Caspar Bowden ist unabhängiger Datenschutzexperte und hat Microsoft viele Jahre zu diesem Thema beraten, bis er nach eigener Aussage Microsoft vor den Gefahren für die Daten ihrer europäischen Kunden beim Thema Cloud-Computing warnte und deswegen gefeuert wurde. Seine Meinung zu seinem ehemaligen Arbeitgeber ist nicht wirklich gut – aber auch von der Politik (in) der EU hält er nicht viel.
Im Interview mit DiePresse.com erzählt er zur Überwachung durch die USA nichts wirklich neues: Die USA steht auf dem Standpunkt, dass Nicht-US-Bürger kein Recht auf Datenschutz haben und deren Daten nicht nur bei jeder Gelegenheit ausgespäht werden können, sondern auch müssen. Und wenn sich Microsoft jetzt auf juristischem Weg vor der Weitergabe von Daten aus einem irischen Rechenzentrum an die US-Behörden wehrt, dann muss man sich schon fragen, warum das Unternehmen nicht viel früher tätig geworden ist. Immerhin war Microsoft diese Rechtslage bekannt, zumindest sagt das Caspar Bowden. Und geändert habe sich bis heute nichts, selbst die EU-Kommission sei untätig geblieben, obwohl sie davon wusste und weiß.
Überhaupt hält er in dem Zusammenhang so gar nichts von der EU-Politik: Die EU-Politik bleibt nicht nur untätig, sie arbeite sogar aktiv daran, die vorhandenen Schlupflöcher im Datenschutz immer weiter aufzureissen. Auch die europäische Datenschutz-Grundverordnung würde daran nichts ändern. Vor drei Jahren sah Bowden den Entwurf noch positiv, aber die Politiker hätten diesen Entwurf zerstört und übrig geblieben sei ein „gewaltiges, ausuferndes Monster mit riesigen Schlupflöchern“ – nach seiner Vermutung durchaus motiviert durch USA.
Ein richtig vernichtendes Urteil stellt er aber den EU-eigenen Bemühungen bei Überwachungsprojekten aus, zum Beispiel beim Konzept des Überwachungsprogramms Indect. Damit sollen quasi intelligente Überwachungskameras geschaffen werden, die verknüpft mit Daten aus verschiedenen Quellen eine Art automatisches Warnsystem bilden, dass Menschen erkennen soll, die sich „abnormal“ verhalten. Wenn man Caspar Bowden glauben mag, dann müssen sich Datenschützer da keine Sorgen machen:
Ich habe das Forschungskonzept von Indect gelesen. Es war inkompetent.
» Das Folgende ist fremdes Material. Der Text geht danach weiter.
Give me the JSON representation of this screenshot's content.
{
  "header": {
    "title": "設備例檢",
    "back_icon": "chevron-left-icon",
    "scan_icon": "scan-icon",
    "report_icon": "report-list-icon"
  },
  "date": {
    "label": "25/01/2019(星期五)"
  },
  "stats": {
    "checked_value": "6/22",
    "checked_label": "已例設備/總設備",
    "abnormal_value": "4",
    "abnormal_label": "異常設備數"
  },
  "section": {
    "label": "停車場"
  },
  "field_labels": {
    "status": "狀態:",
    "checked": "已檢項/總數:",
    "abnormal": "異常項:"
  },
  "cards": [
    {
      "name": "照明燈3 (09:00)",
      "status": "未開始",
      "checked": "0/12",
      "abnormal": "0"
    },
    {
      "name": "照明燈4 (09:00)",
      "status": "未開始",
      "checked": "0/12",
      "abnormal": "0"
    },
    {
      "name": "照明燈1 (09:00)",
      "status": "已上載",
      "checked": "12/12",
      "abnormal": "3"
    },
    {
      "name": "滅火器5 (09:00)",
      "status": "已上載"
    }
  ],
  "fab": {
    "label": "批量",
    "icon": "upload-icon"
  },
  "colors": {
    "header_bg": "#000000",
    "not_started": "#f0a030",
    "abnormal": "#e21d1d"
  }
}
Wenn ein Schimpanse wahllos Wörter aus einem Computer-Science-Journal abtippen würde, käme etwas Sinnvolleres heraus. Diese Inkompetenz ist beruhigend. Es ist besser, die EU verschwendet Geld für sinnlose Dinge wie Indect, als sie investiert in Überwachungsprojekte, die Erfolg haben können.
Oder wie es der Interviewer in der folgenden Frage so gut zusammenfasst: Ist Europa zu dumm für gute Überwachung? Das mag wohl sein, aber Bowden sieht einen wichtigen Grund für die Förderung bestenfalls mittelmäßiger IT-Projekte bei den Beratern der EU. Denn diese Gruppen seien voll mit Menschen aus US-Konzernen, die ganz froh sind, wenn die EU das Geld in mittelmäßig und schlechtere Projekte versenkt, statt damit gezielt und womöglich erfolgreich die europäische IT zu fördern.
Dabei sei das notwendig, es bräuchte ein europäisches Betriebssystem, europäische IT-Unternehmen in der Größe von Microsoft, denn die immer noch weitgehend bestehende Microsoft-Monokultur in Unternehmen und Verwaltungen sei die größte Sicherheitslücke überhaupt. Andererseits scheint das ja auch kaum jemanden zu stören, schließlich machen sich die meisten Menschen kaum bis wenige Gedanken um die IT-Sicherheit, man will einfach, dass der Krempel funktioniert ohne zu nerven. Dabei bleibt aber oft genug die Sicherheit auf der Strecke – und wenn es dann mal schief läuft, ist das Geschrei groß.
Auf der anderen Seite wäre es aber sicherlich möglich, die Systeme sicherer zu machen, ohne dass der Komfort zu sehr darunter leiden müsste – aber wollen die Unternehmen das denn wirklich? Oder dürfen US-Unternehmen das überhaupt wollen?